Further, advocates must shine a spotlight on the Supreme Court’s threat to ordinary Americans’ economic security and the closing of federal court doors to people in need of judicial protection.  We must energize Congress and future administrations to prevent de facto judicial repeal of vital safeguards on which their constituents depend. 

Together allies for older low-income people need to find a way to express the problems privatization pose for everyone: older people, taxpayers, young and old members of the national community. Conferees suggested that we need to get back to the roots of Social Security and Medicare, to recognize that they were developed in response to true American values.  Participants suggested that it is the "American Way" to care together for weaker, ill, and older people and, as a society, to share the risks for doing so.

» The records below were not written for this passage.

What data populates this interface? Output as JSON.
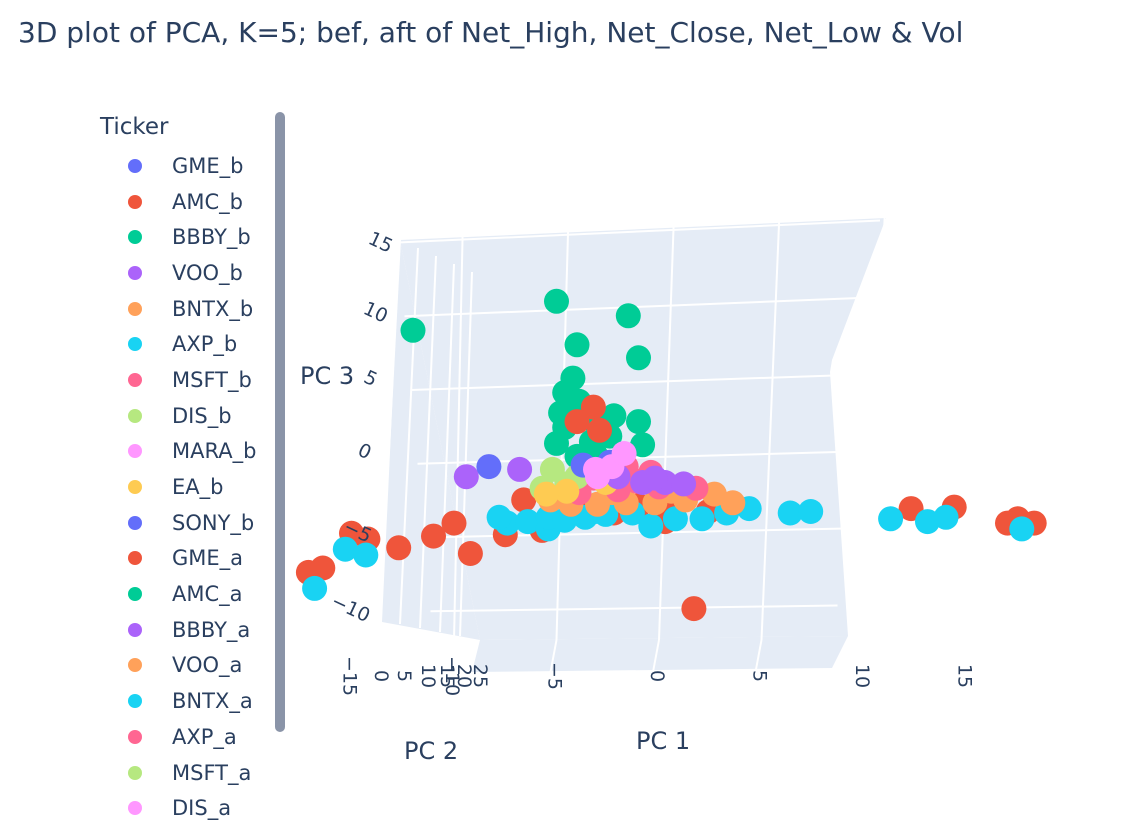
{
  "title": "3D plot of PCA, K=5; bef, aft of Net_High, Net_Close, Net_Low & Vol",
  "legend": {
    "title": "Ticker",
    "items": [
      {
        "label": "GME_b",
        "color": "#636efa"
      },
      {
        "label": "AMC_b",
        "color": "#EF553B"
      },
      {
        "label": "BBBY_b",
        "color": "#00cc96"
      },
      {
        "label": "VOO_b",
        "color": "#ab63fa"
      },
      {
        "label": "BNTX_b",
        "color": "#FFA15A"
      },
      {
        "label": "AXP_b",
        "color": "#19d3f3"
      },
      {
        "label": "MSFT_b",
        "color": "#FF6692"
      },
      {
        "label": "DIS_b",
        "color": "#B6E880"
      },
      {
        "label": "MARA_b",
        "color": "#FF97FF"
      },
      {
        "label": "EA_b",
        "color": "#FECB52"
      },
      {
        "label": "SONY_b",
        "color": "#636efa"
      },
      {
        "label": "GME_a",
        "color": "#EF553B"
      },
      {
        "label": "AMC_a",
        "color": "#00cc96"
      },
      {
        "label": "BBBY_a",
        "color": "#ab63fa"
      },
      {
        "label": "VOO_a",
        "color": "#FFA15A"
      },
      {
        "label": "BNTX_a",
        "color": "#19d3f3"
      },
      {
        "label": "AXP_a",
        "color": "#FF6692"
      },
      {
        "label": "MSFT_a",
        "color": "#B6E880"
      },
      {
        "label": "DIS_a",
        "color": "#FF97FF"
      }
    ]
  },
  "chart_data": {
    "type": "scatter",
    "title": "3D plot of PCA, K=5; bef, aft of Net_High, Net_Close, Net_Low & Vol",
    "xlabel": "PC 1",
    "ylabel": "PC 2",
    "zlabel": "PC 3",
    "x_ticks": [
      "−15",
      "−10",
      "−5",
      "0",
      "5",
      "10",
      "15"
    ],
    "y_ticks": [
      "0",
      "5",
      "10",
      "15",
      "20",
      "25"
    ],
    "z_ticks": [
      "15",
      "10",
      "5",
      "0",
      "−5",
      "−10"
    ],
    "x_range": [
      -18,
      18
    ],
    "z_range": [
      -12,
      16
    ],
    "legend_position": "left",
    "background": "#e5ecf6",
    "series": [
      {
        "name": "AMC_a",
        "color": "#00cc96",
        "points": [
          [
            -5,
            11.5
          ],
          [
            -1.5,
            10.5
          ],
          [
            -12,
            9.5
          ],
          [
            -4,
            8.5
          ],
          [
            -1,
            7.6
          ],
          [
            -4.2,
            6.2
          ],
          [
            -4.6,
            5.2
          ],
          [
            -3.9,
            4.6
          ],
          [
            -4.8,
            3.8
          ],
          [
            -2.2,
            3.6
          ],
          [
            -3.2,
            3.3
          ],
          [
            -1,
            3.2
          ],
          [
            -4.6,
            2.8
          ],
          [
            -2.4,
            2.2
          ],
          [
            -3.3,
            1.8
          ],
          [
            -0.8,
            1.6
          ],
          [
            -5,
            1.7
          ],
          [
            -4,
            0.8
          ],
          [
            -2,
            0.5
          ],
          [
            -3.1,
            0.9
          ]
        ]
      },
      {
        "name": "GME_a",
        "color": "#EF553B",
        "points": [
          [
            -3.2,
            4.2
          ],
          [
            -4.0,
            3.2
          ],
          [
            -2.9,
            2.6
          ],
          [
            17.5,
            -3.5
          ],
          [
            18.3,
            -3.8
          ],
          [
            17.0,
            -3.8
          ],
          [
            14.4,
            -2.7
          ],
          [
            12.3,
            -2.8
          ],
          [
            0.3,
            -3.7
          ],
          [
            -15,
            -4.5
          ],
          [
            -12.7,
            -5.5
          ],
          [
            -11,
            -4.7
          ],
          [
            -9.2,
            -5.9
          ],
          [
            -7.5,
            -4.6
          ],
          [
            -5.7,
            -4.3
          ],
          [
            -10,
            -3.8
          ],
          [
            -14.2,
            -4.9
          ],
          [
            -16.4,
            -6.9
          ],
          [
            -17.1,
            -7.2
          ],
          [
            -6.6,
            -2.2
          ],
          [
            -2.3,
            -2.4
          ],
          [
            0.5,
            -2.9
          ],
          [
            2.4,
            -3.0
          ],
          [
            -4.0,
            -2.7
          ],
          [
            -2.2,
            -3.1
          ],
          [
            -1.0,
            -2.6
          ],
          [
            1.7,
            -9.7
          ]
        ]
      },
      {
        "name": "BNTX_a",
        "color": "#19d3f3",
        "points": [
          [
            -16.8,
            -8.3
          ],
          [
            -15.3,
            -5.6
          ],
          [
            -14.3,
            -6.0
          ],
          [
            -7.4,
            -3.8
          ],
          [
            -7.8,
            -3.4
          ],
          [
            -6.4,
            -3.7
          ],
          [
            -5.4,
            -4.2
          ],
          [
            -3.6,
            -3.4
          ],
          [
            -3.1,
            -3.0
          ],
          [
            -1.3,
            -3.1
          ],
          [
            -0.4,
            -4.0
          ],
          [
            0.8,
            -3.5
          ],
          [
            2.1,
            -3.5
          ],
          [
            3.3,
            -3.1
          ],
          [
            4.4,
            -2.8
          ],
          [
            6.4,
            -3.1
          ],
          [
            7.4,
            -3.0
          ],
          [
            11.3,
            -3.5
          ],
          [
            13.1,
            -3.7
          ],
          [
            14.0,
            -3.4
          ],
          [
            17.7,
            -4.2
          ],
          [
            -5.4,
            -3.4
          ],
          [
            -4.6,
            -3.6
          ],
          [
            -2.6,
            -3.2
          ]
        ]
      },
      {
        "name": "BNTX_b",
        "color": "#FFA15A",
        "points": [
          [
            -4.3,
            -2.5
          ],
          [
            -3.0,
            -2.5
          ],
          [
            -1.6,
            -2.4
          ],
          [
            -0.2,
            -2.4
          ],
          [
            1.3,
            -2.2
          ],
          [
            3.6,
            -2.4
          ],
          [
            -2.3,
            -1.7
          ],
          [
            0.6,
            -1.6
          ],
          [
            -5.3,
            -2.2
          ],
          [
            2.7,
            -1.8
          ]
        ]
      },
      {
        "name": "MSFT_b",
        "color": "#FF6692",
        "points": [
          [
            -3.9,
            -1.7
          ],
          [
            -2.0,
            -1.5
          ],
          [
            0.0,
            -1.3
          ],
          [
            1.8,
            -1.4
          ],
          [
            -1.1,
            -0.9
          ],
          [
            -3.2,
            -0.7
          ],
          [
            -1.6,
            0.1
          ],
          [
            -0.4,
            -0.3
          ]
        ]
      },
      {
        "name": "DIS_b",
        "color": "#B6E880",
        "points": [
          [
            -5.7,
            -1.4
          ],
          [
            -4.5,
            -1.1
          ],
          [
            -5.2,
            -0.1
          ],
          [
            -4.0,
            -0.6
          ]
        ]
      },
      {
        "name": "EA_b",
        "color": "#FECB52",
        "points": [
          [
            -4.5,
            -1.6
          ],
          [
            -5.5,
            -1.8
          ],
          [
            -2.6,
            -1.0
          ]
        ]
      },
      {
        "name": "VOO_b",
        "color": "#ab63fa",
        "points": [
          [
            -9.4,
            -0.6
          ],
          [
            -6.8,
            -0.1
          ],
          [
            -0.8,
            -1.0
          ],
          [
            0.3,
            -1.0
          ],
          [
            1.2,
            -1.1
          ],
          [
            -2.0,
            -0.6
          ],
          [
            -0.2,
            -0.7
          ]
        ]
      },
      {
        "name": "GME_b",
        "color": "#636efa",
        "points": [
          [
            -8.3,
            0.1
          ],
          [
            -3.7,
            0.2
          ],
          [
            -2.4,
            0.4
          ]
        ]
      },
      {
        "name": "MARA_b",
        "color": "#FF97FF",
        "points": [
          [
            -2.3,
            0.1
          ],
          [
            -3.1,
            -0.1
          ],
          [
            -1.7,
            1.0
          ]
        ]
      },
      {
        "name": "DIS_a",
        "color": "#FF97FF",
        "points": [
          [
            -3.0,
            -0.6
          ]
        ]
      }
    ]
  }
}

We need to appeal to youth, who, while perhaps not vocal, are not apathetic.  Not only are their parents and grandparents aging, but they too will need these programs, some sooner than they may think.

We need to choose language carefully. Perhaps the notion of an "entitlement" program is misunderstood and easily rejected. We need to find new words to reflect our shared concerns, perhaps the public would better respond to a call for "health and income security"?  Finally, as many speakers and conferees noted, we need to rediscover and embrace the reasons and commitment behind the advent of social insurance: a society facing risks together.  That is the American way.